Henry Graves has dedicated his life to the prison service, but he is unprepared for his new assignment. Tasked with managing a hidden government facility, Henry finds himself tested as never before. Tom Clarke, a precocious but naive journalist, has his own problems meanwhile. His life is turned upside down by the arrival of Julia Priestley, who seeks his help in finding her estranged husband, Arthur, an innocent dentist who has been arrested under severe new anti-terrorism legislation.
Discovering a trail that implicates those at the very top of government, Tom and Julia begin a quest to find Arthur, and the truth about his incarceration. But some people will stop at nothing to keep the facility’s secret hidden.
Would you try another book written by Simon Lelic or narrated by Paul Panting?
I thought Simon Lelic's first novel, Rupture, was exceptional but I couldn't get on with The Facility at all.
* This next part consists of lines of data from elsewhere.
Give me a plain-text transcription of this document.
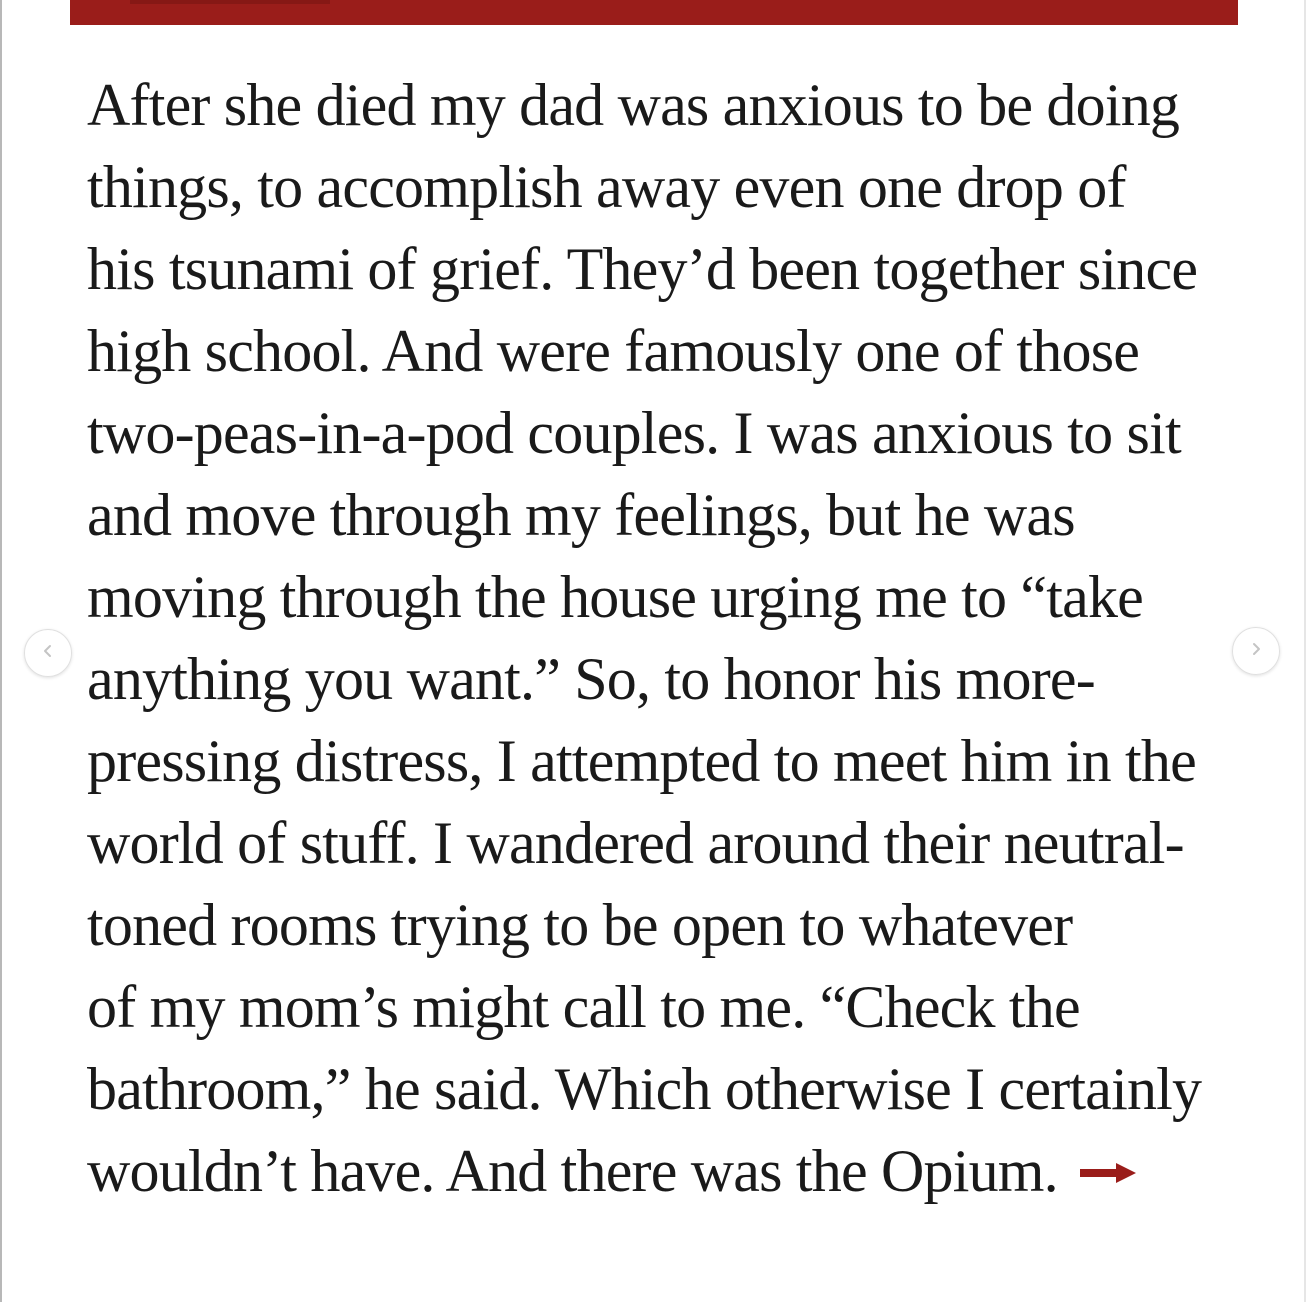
After she died my dad was anxious to be doing
things, to accomplish away even one drop of
his tsunami of grief. They’d been together since
high school. And were famously one of those
two-peas-in-a-pod couples. I was anxious to sit
and move through my feelings, but he was
moving through the house urging me to “take
anything you want.” So, to honor his more-
pressing distress, I attempted to meet him in the
world of stuff. I wandered around their neutral-
toned rooms trying to be open to whatever
of my mom’s might call to me. “Check the
bathroom,” he said. Which otherwise I certainly
wouldn’t have. And there was the Opium.
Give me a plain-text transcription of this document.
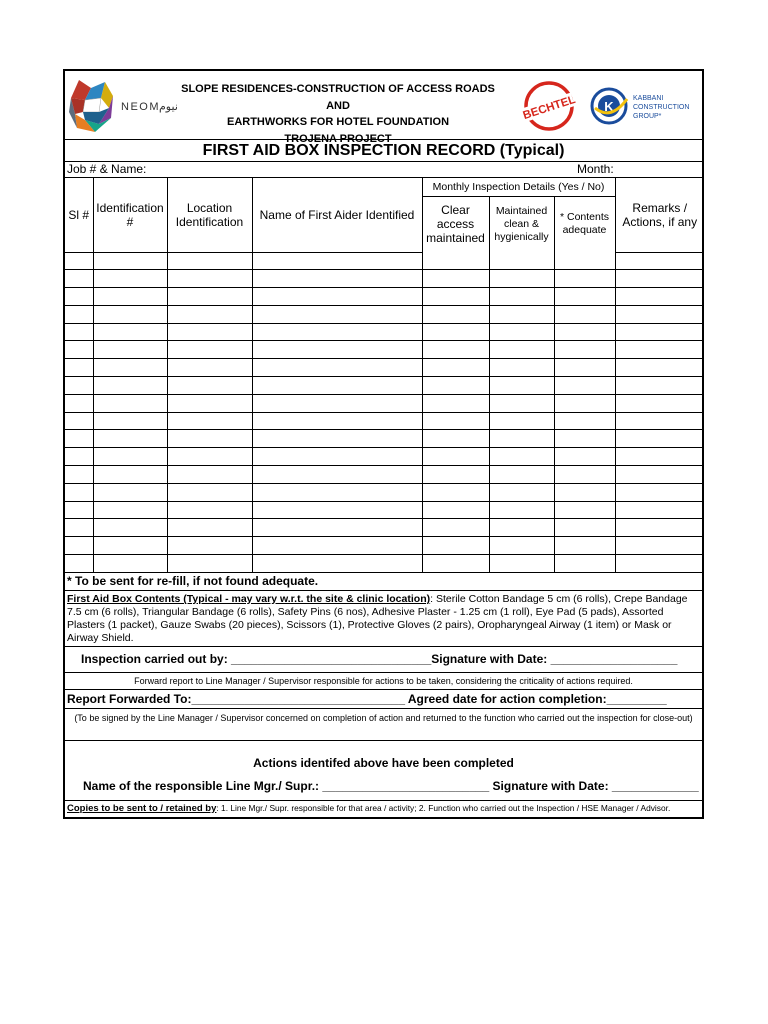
NEOM نيوم
SLOPE RESIDENCES-CONSTRUCTION OF ACCESS ROADS AND
EARTHWORKS FOR HOTEL FOUNDATION
TROJENA PROJECT
BECHTEL K
KABBANI
CONSTRUCTION
GROUP*
FIRST AID BOX INSPECTION RECORD (Typical)
Job # & Name:	Month:
Sl #	Identification #	Location Identification	Name of First Aider Identified	Monthly Inspection Details (Yes / No)			Remarks / Actions, if any
				Clear access maintained	Maintained clean & hygienically	* Contents adequate	

* To be sent for re-fill, if not found adequate.
First Aid Box Contents (Typical - may vary w.r.t. the site & clinic location): Sterile Cotton Bandage 5 cm (6 rolls), Crepe Bandage 7.5 cm (6 rolls), Triangular Bandage (6 rolls), Safety Pins (6 nos), Adhesive Plaster - 1.25 cm (1 roll), Eye Pad (5 pads), Assorted Plasters (1 packet), Gauze Swabs (20 pieces), Scissors (1), Protective Gloves (2 pairs), Oropharyngeal Airway (1 item) or Mask or Airway Shield.
Inspection carried out by: ______________________________Signature with Date: ___________________
Forward report to Line Manager / Supervisor responsible for actions to be taken, considering the criticality of actions required.
Report Forwarded To:________________________________ Agreed date for action completion:_________
(To be signed by the Line Manager / Supervisor concerned on completion of action and returned to the function who carried out the inspection for close-out)
Actions identifed above have been completed
Name of the responsible Line Mgr./ Supr.: _________________________ Signature with Date: _____________
Copies to be sent to / retained by: 1. Line Mgr./ Supr. responsible for that area / activity; 2. Function who carried out the Inspection / HSE Manager / Advisor.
So much is left for the reader to figure out over time - especially when it comes to what the Facility is and why it exists - and I lost patience.
A Review by the Audible Staff Book Club
About the book:
We found this more of an initial sketch of a potentially terrifying scenario, although unfortunately, due to weak characterisation and a Hackneyed start, many Book Club members were turned off the book and were not compelled to listen until the end. Those that persevered summarised it as 'Very visual, almost seeming like it was meant as a screenplay - a feasible plot though no shading'. Many sections of the plot were highly clichéd and formulaic, with Clockwork Orange-esque scenes and caricatured characters, none of whom seemed to provoke much sympathy.
A few group members were admittedly gripped by the plot, especially when it became fast-paced, though admitted that it felt like a 'guilty pleasure' listen. They hadn't dwelt upon the quality or believability of the book, preferring to be swept along in the action, however plausible. One member of the group also expressed a significant disappointment after thoroughly enjoying Lelic's previous book Rupture and felt that this book was a let-down, a feeling unfortunately echoed by the rest of the group.
The group thought that the narrator had done a fair job, although his voicing of the female characters jarred and we also thought that perhaps our annoyance with the majority of these female characters may have been down to this overly 'female' narration attempted by a male narrator. We awarded the narration 3 stars.